Skittish, the hawk in the park is not far away
I am a careful with my camera, but not to the point of not using it as I see fit. That would defeat its purpose. After nearly two years of shooting, my camera has just turned the clock and restarted numbering my images at 0000. So I shot 10,000 pictures in less than two years. Given that my shutter should die around 120,000 (nicely between that 100k and 150k) I still have some 10 years to go with the camera before its shutter fails.
That is a reassuring thought.
Just waiting for that portrait
By shooting bursts of 10-12 pictures for each (perhaps) usable photo I would reduce that camera life to some 2 years. I haven’t saved up enough yet for a new camera.
Now, for the fun of the numbers, if you want to see those that apply to your own camera, take a look here: http://olegkikin.com/shutterlife/. Most of today’s and yesterday’s cameras are in there.
Easy to shoot, as long as the birds are big enough
Of course shutter count or shutter actuation does not apply to mirror-less cameras and point&shoots. Their exposure mechanism is completely different.
Waited for the right moment
Does this all mean that you should be overly careful with your shutter and try not to shoot multiple pictures of an object?
All depends on what you are shooting, Football matches are shutter hungry, so is wildlife. Personally, I like to compose my picture before pressing that shutter. Not only will I be in charge of the picture, but I will also become a better photographer if I don’t like the result on the back of my camera.
I waited for this bird to sit exactly where I wanted it, then pressed the shutter. Once.

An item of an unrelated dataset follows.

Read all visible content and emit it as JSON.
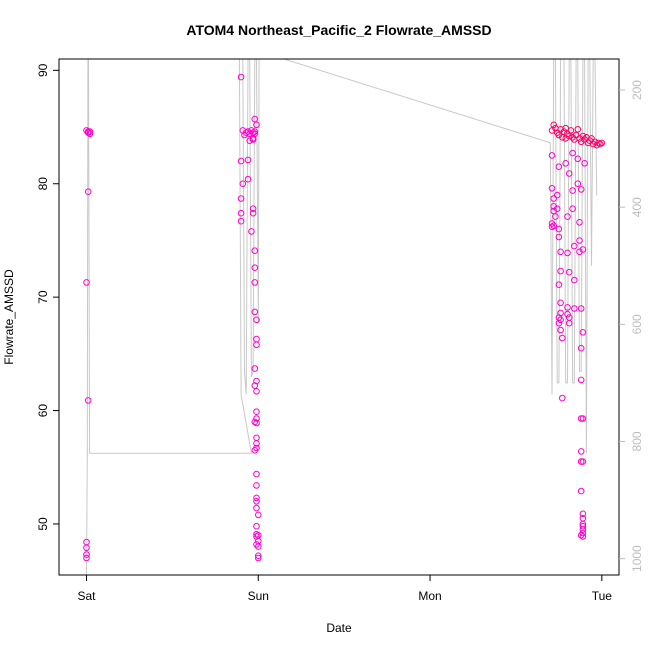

That is the real value of the digital age in photography, not the burst mode. That burst mode will not make you a better photographer, not more than a machine gun will make you a better hunter. You will get them ducks, but you will have scared off all the other animals in doing so.
Shot an instant before the squirrel took off
Ok, that’s it for my little rant. Shoot as you like and don’t count too much. Shutters will fail, and most failures are far enough into the future so that you can think of a newer and better model of your camera before the inevitable happens.
All pictures (except for the duck-fight) in this post have been shot in a single shot mode. None of them have been repeated more than once within a few seconds. Shooting in burst mode will take your control of the camera away. I like the control I have over the pictures I get. Some of them may not be as good as I would like, but always better than shot in burst.